To identify foreign photographs, it’s important to use resources such as family stories and immigration data in addition to photographic clues. These two pictures, taken approximately 30 years apart, only begin to tell the story of the Raiola family.

According to family lore, husband and wife Guglialmina Onesta (Honesta) and Ralph Raiola emigrated from Italy at different times. I searched for Ralph’s name on Ancestry.com to see what genealogical data is available online. His name appeared in a California death record and two censuses.

Both the 1920 and 1930 censuses recorded year of immigration. These documents show that Ralph immigrated to the United States in 1907 and filed citizenship papers as of the 1930 census. At the age of 27, he married Guglialmina, also 27, who had immigrated to the United States in 1915. Ralph was 31 in 1920 and 41 in 1930. By 1930, the couple had two children: Louis, 14, and Rosie J., 9, both born in California. The California Death Record lists Ralph’s date of birth as May 30, 1888—only a one-year discrepancy from the ages recorded in the census.
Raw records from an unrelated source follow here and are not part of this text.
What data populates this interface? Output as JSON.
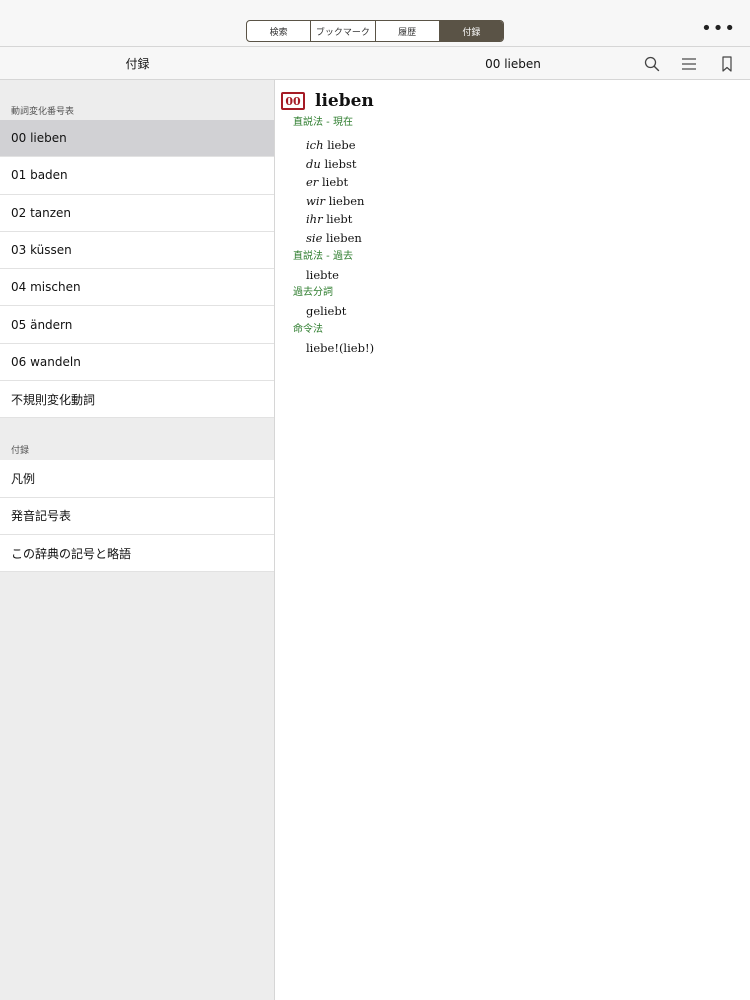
{
  "topbar": {
    "segments": [
      "検索",
      "ブックマーク",
      "履歴",
      "付録"
    ],
    "active_segment": "付録",
    "more_icon": "ellipsis-icon"
  },
  "navbar": {
    "left_title": "付録",
    "center_title": "00 lieben",
    "icons": [
      "search-icon",
      "list-icon",
      "bookmark-icon"
    ]
  },
  "sidebar": {
    "section1_header": "動詞変化番号表",
    "section1_items": [
      "00 lieben",
      "01 baden",
      "02 tanzen",
      "03 küssen",
      "04 mischen",
      "05 ändern",
      "06 wandeln",
      "不規則変化動詞"
    ],
    "selected_item": "00 lieben",
    "section2_header": "付録",
    "section2_items": [
      "凡例",
      "発音記号表",
      "この辞典の記号と略語"
    ]
  },
  "entry": {
    "badge": "00",
    "word": "lieben",
    "present_label": "直説法 - 現在",
    "present": [
      {
        "pronoun": "ich",
        "form": "liebe"
      },
      {
        "pronoun": "du",
        "form": "liebst"
      },
      {
        "pronoun": "er",
        "form": "liebt"
      },
      {
        "pronoun": "wir",
        "form": "lieben"
      },
      {
        "pronoun": "ihr",
        "form": "liebt"
      },
      {
        "pronoun": "sie",
        "form": "lieben"
      }
    ],
    "past_label": "直説法 - 過去",
    "past_form": "liebte",
    "participle_label": "過去分詞",
    "participle_form": "geliebt",
    "imperative_label": "命令法",
    "imperative_form": "liebe!(lieb!)"
  },
  "colors": {
    "accent_dark": "#5a5346",
    "green_label": "#2e7d2e",
    "badge_red": "#a51b25",
    "sidebar_bg": "#ededed",
    "selected_bg": "#d1d1d4"
  }
}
All this data suggests the couple married somewhere in the United States within a year or two of Guglialmina’s emigration from Italy. (Even though the census sheets are digitized online, it’s still worth a look at the microfilmed copies of the censuses to double-check data that’s difficult to read online.)

Of course, in order to learn more about Ralph’s time in the United States, the Raiola family should consult more resources than just these two censuses and the death record. One of the first rules of genealogical research is to work backward, which means it’s necessary to track Ralph’s past in this country before trying to make the leap to Italy. Here are some steps for the family to consider if they haven’t already done so:

     

  • Locate birth certificates for the two children and a marriage certificate for the couple.

     

  • Look for Ralph’s naturalization papers.

     

  • Search for 1910 census data.

     

  • Try to locate a 1907 passenger list for Ralph and a 1915 list for Guglialmina.

This additional research can verify where in Italy the couple emigrated from, and it might supply other family names, as well.

Figure 1 provides a starting place for research: the Italian town of Biella. The older woman in both portraits could be Ralph’s mother, the man in Figure 1 his father, and the child in Figure 1 a sibling. When Figure 2 was taken, Ralph’s father was deceased, and one of Ralph’s siblings was married with children. It’s possible that at least one of Ralph’s siblings stayed behind in Italy to care for their parents. Additional research will help the family solve this photographic mystery. In fact, by searching Italian records, they may uncover a whole new chapter of Raiola family history.

Before undertaking research in an unfamiliar area, such as a foreign country, it’s a good idea to start with a research guide. Three good resources for this problem are Italian-American Family History: A Guide to Researching and Writing About Your Heritage by Sharon DeBartolo Carmack (Genealogical Publishing Co., $7.50), A Genealogist’s Guide to Discovering Your Italian Ancestors by Lynn Nelson (Betterway Books, $16.99) and Italian Genealogical Records: How to Use Italian Civil, Ecclesiastical, & Other Records in Family History Research by Trafford R. Cole (Ancestry, $34.95).